Chereads / Beastbourne / Chapter 4 - The Weight of the Past

Chapter 4 - The Weight of the Past

Kieran sat on the edge of the small bed, his hands gripping the thin blanket wrapped around his shoulders. The fire in the stove crackled softly, casting flickering shadows across the wooden walls. His breath trembled as he stared at the floor, his body still aching from the fall, but the pain inside him was worse.

A single tear fell onto his clenched fist. Then another.

He hadn't cried in years. Not when he took the job in Antarctica. Not when the loneliness consumed him. Not even when he fell into the ice, thinking he was going to die.

But now, in the quiet warmth of the cabin, the reality of it all came crashing down.

His parents were gone. Dead. He had lost twenty-five years of his life—time he could never get back. Everyone had moved on. The world had moved on. But he was still stuck in the past, lost in a time that no longer existed.

And then there was the bear.

Kieran's breath hitched. His fingers dug into his own arms as the memory surfaced—the look in the polar bear's eyes just before he tore into him.

It wasn't a mindless beast. It thought. It spoke. It had a family. And yet…

I didn't hesitate.

He had killed in pure instinct. He wasn't sure which part of him had done it—the human, or the thing he had become.

A shudder ran through him. "What am I?" he whispered to the empty room.

More tears rolled down his face, but he didn't wipe them away. He just sat there, letting the weight of it all crush him.

And in that moment, he made a promise to himself.

Never again.

No matter what happens, no matter what instincts try to take over… I will never hurt anything again. I will never let myself become a monster.

Jack Holloway stood near the doorway, silent, watching him with unreadable eyes. He had seen men break before—out here, in the frozen silence of the world, isolation had a way of breaking even the strongest souls.

But Kieran wasn't broken. He was mourning.

And Jack knew there was only one thing that could pull him back from the edge.

"Kieran…" Jack finally spoke, his voice softer than before. "What do you need?"

Kieran sniffed, wiping at his eyes roughly. His throat was raw, but his voice came out clear. "I want to go home."

Jack nodded. He had expected that.

"I'll report it to my superiors. They'll send transport."

Kieran didn't reply. He just turned back to the fire, watching the flames flicker. The warmth didn't reach the cold hollow in his chest. Would home even feel like home anymore?

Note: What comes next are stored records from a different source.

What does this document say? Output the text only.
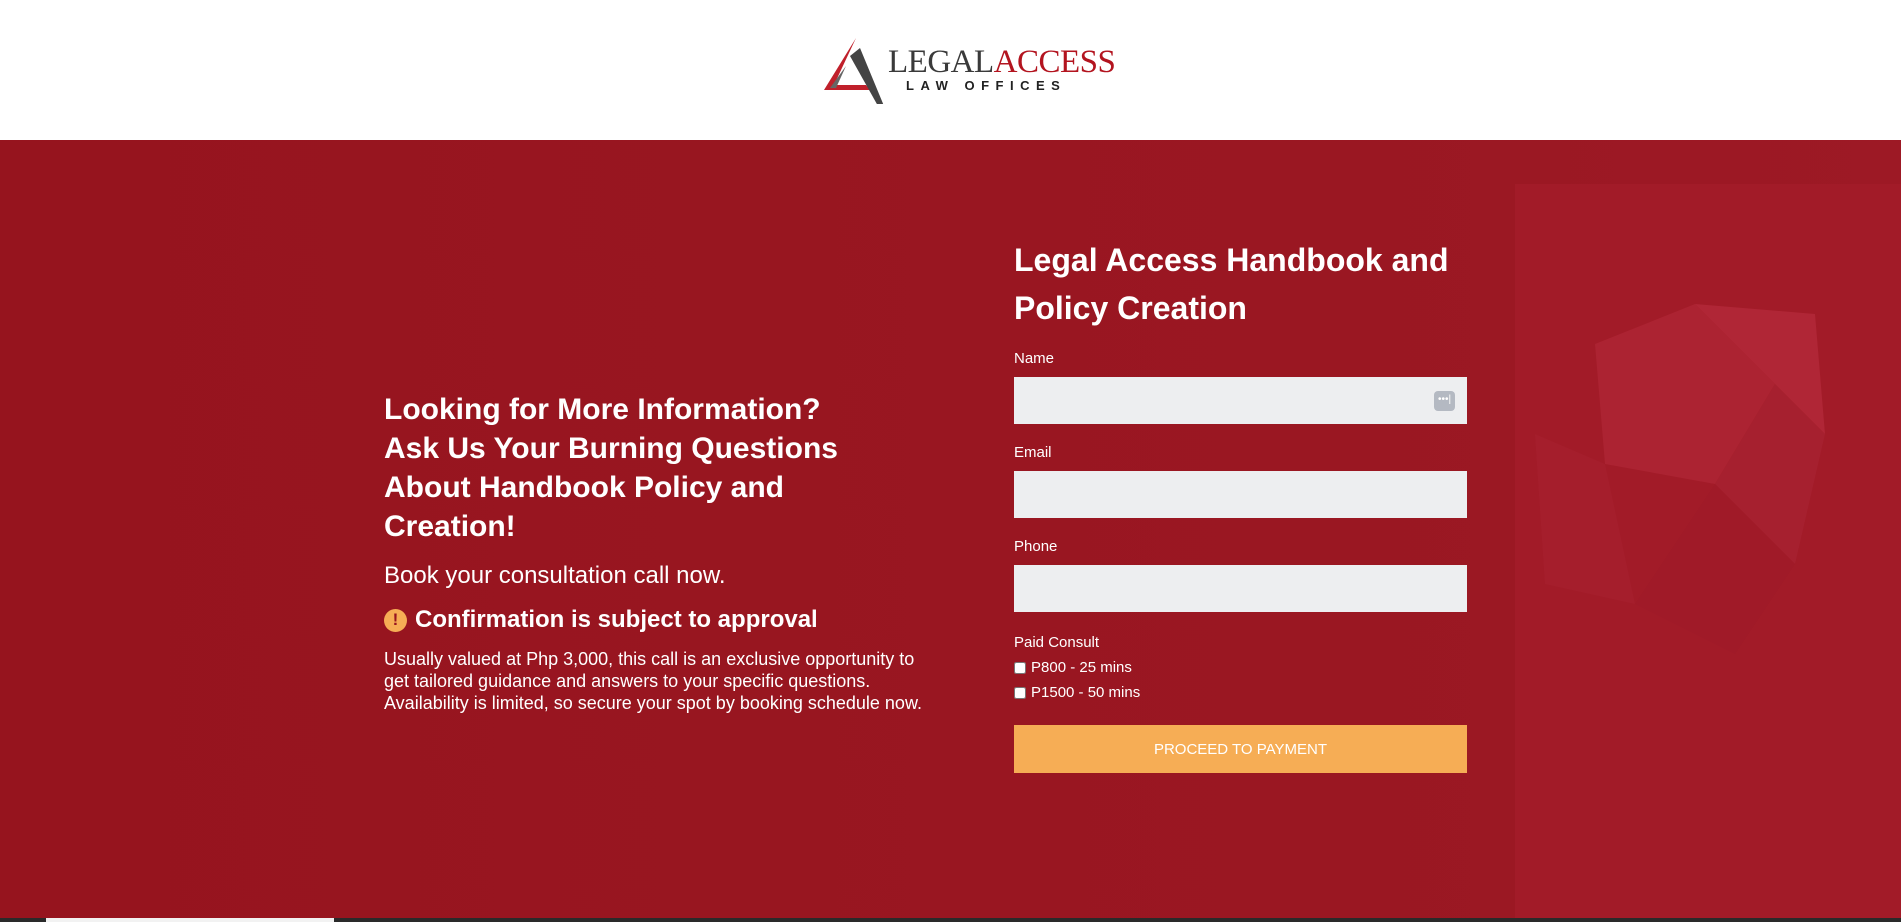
LEGALACCESS
LAW OFFICES
Looking for More Information? Ask Us Your Burning Questions About Handbook Policy and Creation!
Book your consultation call now.
! Confirmation is subject to approval

Usually valued at Php 3,000, this call is an exclusive opportunity to get tailored guidance and answers to your specific questions. Availability is limited, so secure your spot by booking schedule now.

Legal Access Handbook and Policy Creation
Name
•••|
Email
Phone
Paid Consult
P800 - 25 mins
P1500 - 50 mins
PROCEED TO PAYMENT
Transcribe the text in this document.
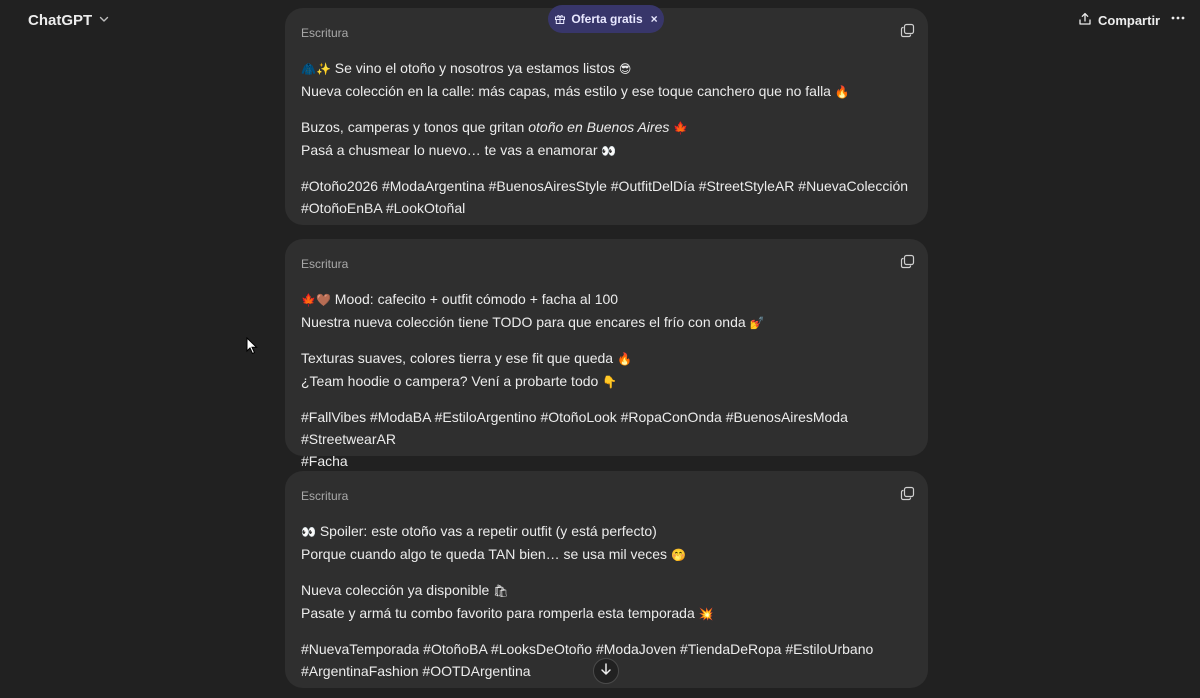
ChatGPT	Oferta gratis ×	Compartir
Escritura

🧥✨ Se vino el otoño y nosotros ya estamos listos 😎
Nueva colección en la calle: más capas, más estilo y ese toque canchero que no falla 🔥

Buzos, camperas y tonos que gritan otoño en Buenos Aires 🍁
Pasá a chusmear lo nuevo… te vas a enamorar 👀

#Otoño2026 #ModaArgentina #BuenosAiresStyle #OutfitDelDía #StreetStyleAR #NuevaColección
#OtoñoEnBA #LookOtoñal

Escritura

🍁🤎 Mood: cafecito + outfit cómodo + facha al 100
Nuestra nueva colección tiene TODO para que encares el frío con onda 💅

Texturas suaves, colores tierra y ese fit que queda 🔥
¿Team hoodie o campera? Vení a probarte todo 👇

#FallVibes #ModaBA #EstiloArgentino #OtoñoLook #RopaConOnda #BuenosAiresModa #StreetwearAR
#Facha

Escritura

👀 Spoiler: este otoño vas a repetir outfit (y está perfecto)
Porque cuando algo te queda TAN bien… se usa mil veces 🤭

Nueva colección ya disponible 🛍
Pasate y armá tu combo favorito para romperla esta temporada 💥

#NuevaTemporada #OtoñoBA #LooksDeOtoño #ModaJoven #TiendaDeRopa #EstiloUrbano
#ArgentinaFashion #OOTDArgentina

The days passed in a blur. Jack made the call, and within forty-eight hours, a research vessel was dispatched to retrieve Kieran. The scientists who had once worked at this outpost were long gone, but the station was still in use. And when news spread that a man who had vanished twenty-five years ago had suddenly reappeared, people took notice.

The ship arrived at the icy shore, the metal hull groaning against the frozen currents. The crew helped Kieran onboard, murmuring to each other as they stole glances at him.

He could hear them whisper.

"Is that really him?"

"They said he fell into the ice. How did he survive?"

"No one should have lasted that long…"

Kieran ignored them. He just pulled his hood over his head and stared out at the sea. His mind was somewhere else.

The journey home was painfully slow. Too much time to think. Too much time to feel.

He barely spoke. He ate when he had to. Slept when his body demanded it. But mostly, he sat on the deck, watching the ocean stretch endlessly before him.

And when the ship finally docked…

When he finally stepped back onto land for the first time in twenty-five years…

The world felt too big. Too loud. Too fast.

Nothing looked the same.

Kieran Vale was home. But did he still belong here?